Background Erythroderma has protean underlying causes. There have been isolated case reports suggesting an association between erythroderma and the human immunodeficiency virus (HIV).
Objective: To describe and characterize further the prevalence, etiology, and metabolic sequelae of erythroderma in HIV positive and negative patients. In a subset of patients, clinicopathologic correlation was performed.
Method: One hundred and thirty-eight consecutive patients were prospectively recruited over a one and a half year period at the skin clinic of King Edward VIII Hospital. Demographic, clinical, biochemical, and histologic data were recorded.

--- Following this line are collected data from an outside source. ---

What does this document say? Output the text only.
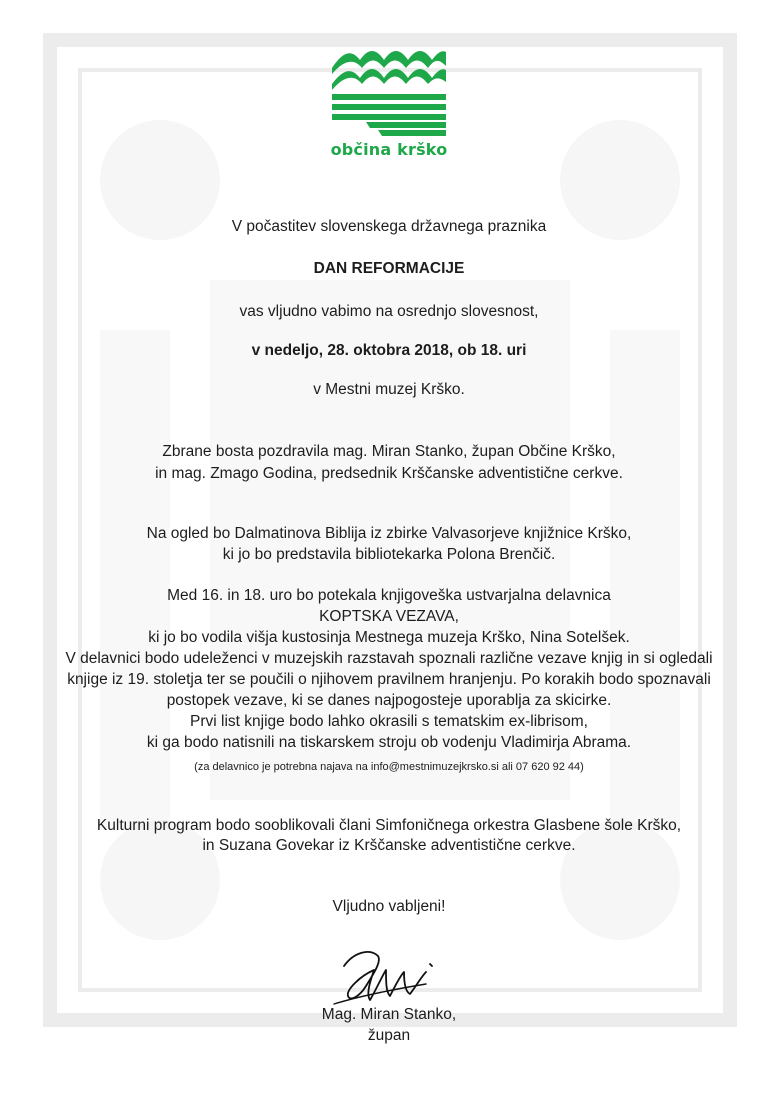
občina krško
V počastitev slovenskega državnega praznika
DAN REFORMACIJE
vas vljudno vabimo na osrednjo slovesnost,
v nedeljo, 28. oktobra 2018, ob 18. uri
v Mestni muzej Krško.
Zbrane bosta pozdravila mag. Miran Stanko, župan Občine Krško,
in mag. Zmago Godina, predsednik Krščanske adventistične cerkve.
Na ogled bo Dalmatinova Biblija iz zbirke Valvasorjeve knjižnice Krško,
ki jo bo predstavila bibliotekarka Polona Brenčič.
Med 16. in 18. uro bo potekala knjigoveška ustvarjalna delavnica
KOPTSKA VEZAVA,
ki jo bo vodila višja kustosinja Mestnega muzeja Krško, Nina Sotelšek.
V delavnici bodo udeleženci v muzejskih razstavah spoznali različne vezave knjig in si ogledali
knjige iz 19. stoletja ter se poučili o njihovem pravilnem hranjenju. Po korakih bodo spoznavali
postopek vezave, ki se danes najpogosteje uporablja za skicirke.
Prvi list knjige bodo lahko okrasili s tematskim ex-librisom,
ki ga bodo natisnili na tiskarskem stroju ob vodenju Vladimirja Abrama.
(za delavnico je potrebna najava na info@mestnimuzejkrsko.si ali 07 620 92 44)
Kulturni program bodo sooblikovali člani Simfoničnega orkestra Glasbene šole Krško,
in Suzana Govekar iz Krščanske adventistične cerkve.
Vljudno vabljeni!
Mag. Miran Stanko,
župan
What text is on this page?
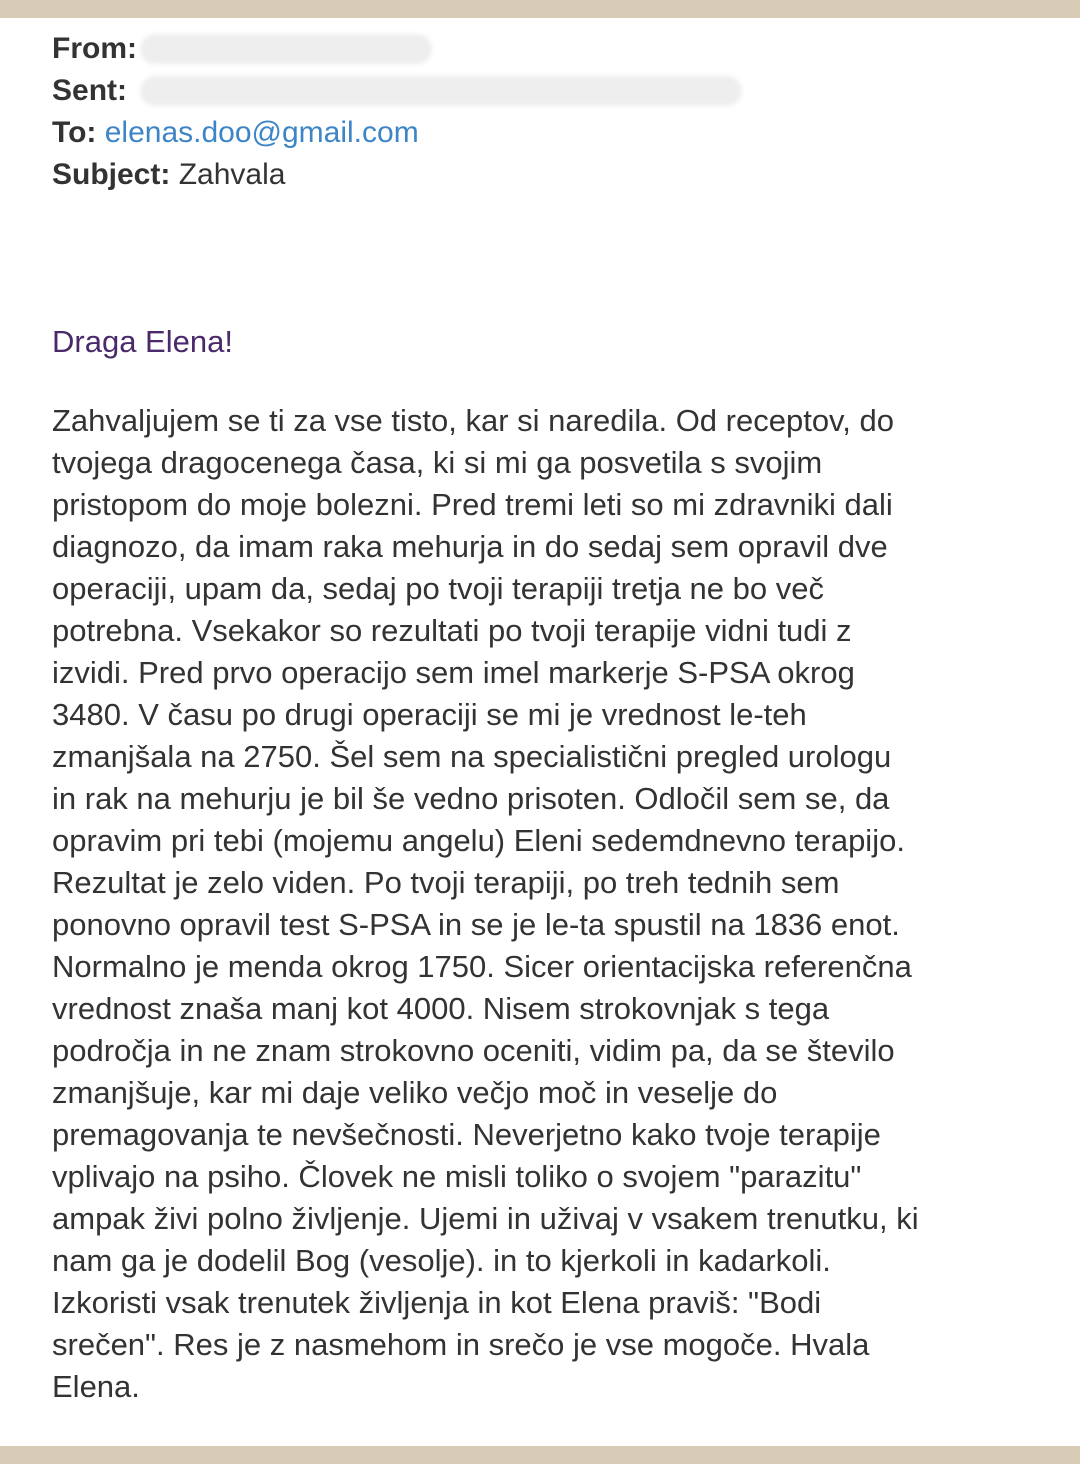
From:
Sent:
To: elenas.doo@gmail.com
Subject: Zahvala
Draga Elena!
Zahvaljujem se ti za vse tisto, kar si naredila. Od receptov, do
tvojega dragocenega časa, ki si mi ga posvetila s svojim
pristopom do moje bolezni. Pred tremi leti so mi zdravniki dali
diagnozo, da imam raka mehurja in do sedaj sem opravil dve
operaciji, upam da, sedaj po tvoji terapiji tretja ne bo več
potrebna. Vsekakor so rezultati po tvoji terapije vidni tudi z
izvidi. Pred prvo operacijo sem imel markerje S-PSA okrog
3480. V času po drugi operaciji se mi je vrednost le-teh
zmanjšala na 2750. Šel sem na specialistični pregled urologu
in rak na mehurju je bil še vedno prisoten. Odločil sem se, da
opravim pri tebi (mojemu angelu) Eleni sedemdnevno terapijo.
Rezultat je zelo viden. Po tvoji terapiji, po treh tednih sem
ponovno opravil test S-PSA in se je le-ta spustil na 1836 enot.
Normalno je menda okrog 1750. Sicer orientacijska referenčna
vrednost znaša manj kot 4000. Nisem strokovnjak s tega
področja in ne znam strokovno oceniti, vidim pa, da se število
zmanjšuje, kar mi daje veliko večjo moč in veselje do
premagovanja te nevšečnosti. Neverjetno kako tvoje terapije
vplivajo na psiho. Človek ne misli toliko o svojem "parazitu"
ampak živi polno življenje. Ujemi in uživaj v vsakem trenutku, ki
nam ga je dodelil Bog (vesolje). in to kjerkoli in kadarkoli.
Izkoristi vsak trenutek življenja in kot Elena praviš: "Bodi
srečen". Res je z nasmehom in srečo je vse mogoče. Hvala
Elena.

Results: Seventy-five per cent of the patients were black, 22.5% Indian, and 2.5% white. The men to women ratio was 1.9 : 1. The mean age was 34. 7 years (range, 1 month to 85 years). Forty-three per cent of patients were HIV positive, of whom 90% were black. The commonest causes of erythroderma in the total sample were atopic dermatitis (23.9%), psoriasis (23.9%), and drug reactions (22.5%). The commonest cause in the HIV positive group was drug reactions (40.6%), the commonest being ethambutol (30.8%). HIV positive patients had a significantly lower (P < 0.05) white cell count (7.6 vs. 10.5 x 109 /L), hemoglobin (11.1 vs. 12.6 g/dL), platelets (278.3 vs. 378.0 x 109 /L), and albumin (25.4 vs. 28.7 g/L) and significantly higher serum urates (0.6 vs. 0.4 mM/L) than HIV negative patients. HIV positive patients did not have a significant increase in the number of episodes of erythroderma. Clinicopathologic correlation was greatest with psoriasis in the HIV negative group and with psoriasis and drug reactions in the HIV positive group.
Conclusions: A large proportion of erythrodermic patients in this study were HIV positive. Inflammatory dermatoses were the commonest cause of erythroderma in all the patients studied. Drug reactions were the commonest cause in HIV positive patients. In the young black patient, erythroderma may be a marker for HIV infection.